In this blog, I will take you through the steps to create a simple foreign currency sales invoice transaction to demonstrate how Microsoft Dynamics NAV 2017 converts FCY to LCY amounts and how it accounts for unrealised/realised gains and losses.

I will also show how to run the adjusted exchange rates batch job in NAV.

NAV calculates the foreign currency gains and losses based on the fluctuation of the effective exchange rate between the posting date of a sales/purchase invoice and the date of a payment or any applying entry.


Under Financial Management > Periodic Activities > Currency > Currencies, you will be able to set the corresponding posting G/L Account No. for Realised and Unrealised Gains and Losses entries by editing the Currency Card.

I will be using USD as the foreign currency (FCY) with the below sample setup on the Currency Exchange Rates table.

On the first line of the above table, it indicates that on or after 01/08/16, USD amount transactions will be converted to LCY using the relationship of 2 USD = 1 AUD. This is effective until there is another entry with the latest starting date (i.e., 01/09/16 where 2.5 USD = 1 AUD).

1. Create and post a Foreign Currency Sales Invoice

• Amount: USD $10,000
• Posting date: 1/8/2016
• Exchange Rate: 2 USD = 1 AUD
On the invoice below, I have not included GST and discounts so that it will post simpler entries that will be easier to review. I have also made sure the currency code is selected on the Foreign Trade FastTab of the sales invoice.

If you click on the ellipsis button beside the currency code, it will show you the Exchange Rate amount that the transaction used to convert to LCY.

Note: If the Fix Exchange Rate Amount field on the Currency Exchange Rates Table are set to “Currency” or “Relational Currency”, you will be able to change the Exchange Rate or the Relational Exch. Rate Amount at this page. If you do not want these to be modified at transaction level, you will need to set the value to “Both”.

On the Sales Invoice Statistics, you will see that this has already converted to the Local Currency correctly using the exchange rate defined on the setup (10,000 USD / 2.0).

1.1 Foreign Currency Sales Invoice – Entries

Once the sales invoice is posted, it will create below G/L entries in LCY amount.

Also take note of the LCY amounts posted in the Customer Ledger Entry.

2. Run the Adjust Exchange Rate Batch Job

• Posting Date = 31/8/2016
• Exchange Rate: 1.25 USD = 1 AUD
This function is typically run on Month End. It will calculate differences for the individual currency balances for each open foreign currency transaction and post it to the unrealised gains/losses account. This will also adjust the sub-ledger entries (i.e., Vendor, Customer, Bank Ledger Entries).
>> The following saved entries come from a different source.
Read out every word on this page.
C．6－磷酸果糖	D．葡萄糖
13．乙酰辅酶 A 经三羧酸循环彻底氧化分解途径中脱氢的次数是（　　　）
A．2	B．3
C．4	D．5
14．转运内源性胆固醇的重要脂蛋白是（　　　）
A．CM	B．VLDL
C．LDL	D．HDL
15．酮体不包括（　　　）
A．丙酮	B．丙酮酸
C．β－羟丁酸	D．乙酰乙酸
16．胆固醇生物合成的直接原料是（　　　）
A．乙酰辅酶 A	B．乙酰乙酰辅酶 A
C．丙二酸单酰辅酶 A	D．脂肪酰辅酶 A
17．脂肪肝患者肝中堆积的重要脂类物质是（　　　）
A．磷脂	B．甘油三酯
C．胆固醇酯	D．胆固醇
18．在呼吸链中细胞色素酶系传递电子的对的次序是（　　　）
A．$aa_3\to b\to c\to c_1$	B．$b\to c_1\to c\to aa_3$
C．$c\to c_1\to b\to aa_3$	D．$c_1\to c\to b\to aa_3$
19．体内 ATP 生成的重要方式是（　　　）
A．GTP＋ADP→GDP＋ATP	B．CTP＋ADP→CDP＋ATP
You can run this by clicking Adjust Exchange Rate on the Currencies Home Ribbon tab as shown below:

This will open a request page which will enable you to select the date range and as well as other filters to process the adjustment.

You can leave the Starting Date to blank so it will include any open entry prior to the End Date. The Posting Date is important as this will determine the effective exchange rate that will be the basis of calculating the currency fluctuations. In my sample, I have used 31/8/2016 which is the same with the End Date. I have also filtered the Currency Code so it will only adjust USD transactions.
Note: Make sure Adjust Customer, Vendor and Bank Accounts tick box is checked so it will also adjust the sub-ledger entries and tally with the G/L entries.

2.1 Adjust Exchange Rate – Entries

Once the batch job processing is completed, it will be posting the entries to reflect the unrealised gains/loss.

In my sample, the sales invoice posted on 1/8/16 has recorded $5,000 AUD in the receivables account.  With the new exchange rate on 31/8/16, your receivables for the unpaid sales invoice must be $8,000 AUD. NAV posts an Unrealised Foreign Currency Gain and increased the receivables account by $3,000 AUD to achieve this.

Notice that it also adjusted the Remaining LCY Amount in the Customer Ledger Balance to reflect the current LCY conversion.

3. Receive payment for the Sales Invoice

• Posting Date = 1/9/2016
• Effective exchange rate= 1 AUD = 2.5 USD

3.1 Foreign Currency Payment – Entries

In the payment entries below, the system posted a $4,000 AUD payment in the bank using the effective rate on 1/9/16. It has also reversed the Unrealised Foreign Currency Gain recorded during the Adjust Exchange rate job run. Then, as the LCY conversion of the applied payment is less than the original LCY of the invoice, NAV posted a Realised FX Loss of $1,000 AUD ($5,000 – $4,000).

The receivable also was reversed and the invoice in the customer ledger entry has been fully applied.

It is also worth mentioning that Microsoft Dynamics NAV 2016 and 2017 have the ability to connect to a currency service, such as Yahoo, to automatically update the exchange rates.